Wednesday's advert was organized by internet users, who raised more than US$12,000 within a week, according to the South China Morning Post. "[Mainlanders] have already crossed our bottom line," organizer Yung Jhon, told the Post. "Why are mainland mothers flooding in to take up resources in public hospitals, getting our benefits and social welfare? Why do mainlanders ... refuse to follow our rules and order? We can't accept that."
The ad comes after a series of incidents in recent weeks that point to a growing resentment among locals, with some critics suggesting this is due to a deeper unease and anxiety over Beijing's degree of influence in local affairs and Hong Kong's autonomy within the "one country, two systems" that took effect after the city's handover to Beijing in 1997.
"The greatest fear Hong Kong people have is Hong Kong becoming just one more city in China," Chinese University of Hong Kong anthropologist Gordon Mathews told Time magazine last week.

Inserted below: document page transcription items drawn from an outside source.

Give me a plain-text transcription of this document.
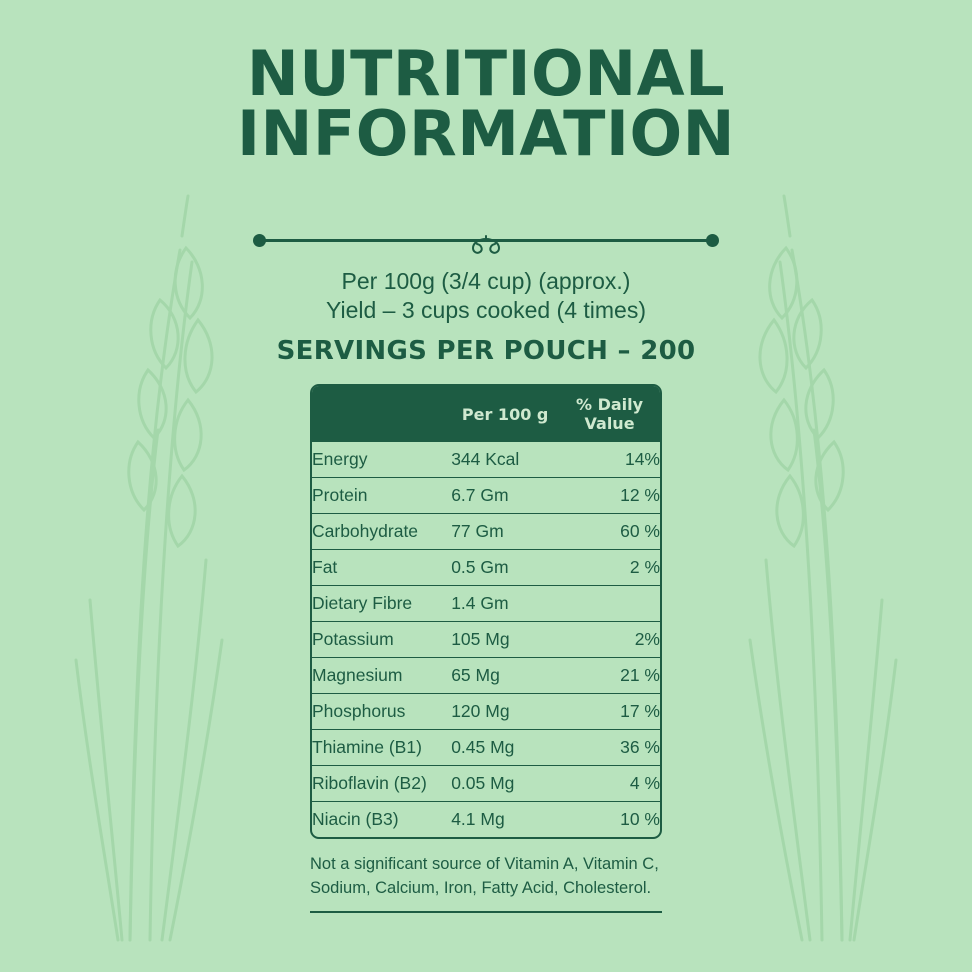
NUTRITIONAL
INFORMATION
Per 100g (3/4 cup) (approx.)
Yield – 3 cups cooked (4 times)
SERVINGS PER POUCH – 200
	Per 100 g	% Daily Value
Energy	344 Kcal	14%
Protein	6.7 Gm	12 %
Carbohydrate	77 Gm	60 %
Fat	0.5 Gm	2 %
Dietary Fibre	1.4 Gm	
Potassium	105 Mg	2%
Magnesium	65 Mg	21 %
Phosphorus	120 Mg	17 %
Thiamine (B1)	0.45 Mg	36 %
Riboflavin (B2)	0.05 Mg	4 %
Niacin (B3)	4.1 Mg	10 %
Not a significant source of Vitamin A, Vitamin C,
Sodium, Calcium, Iron, Fatty Acid, Cholesterol.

In December, a row between locals and mainland visitors on a city train was caught on video and widely circulated online. The prolonged yelling match, sparked when an local man became incensed by a woman who had disobeyed the no-eating rules and ended up spilling food on seats, led passengers to press the emergency button.
Another incident occurred last month outside a Dolce & Gabbana store in Hong Kong when shop staff were accused of discriminating against locals by preventing them from taking pictures, while mainland tourists and other foreigners were reportedly allowed to do so.
In China, reaction to the newspaper ad on micro-blogging site Sina Weibo ranged from indignation from sadness. "If you are independent enough, then don't use resources from the mainland!" wrote a user named lan-tong.
@pqdexiaoxi pointed out that Hong Kongers have provided the mainland with flood disaster relief several times over the past decades. "I believe many mainlanders are very grateful, but the advertisement hurts our feelings."
@bingjilinjiezhi said: "As parents, we all hope to find better living conditions for our children. Why should that be criticized?"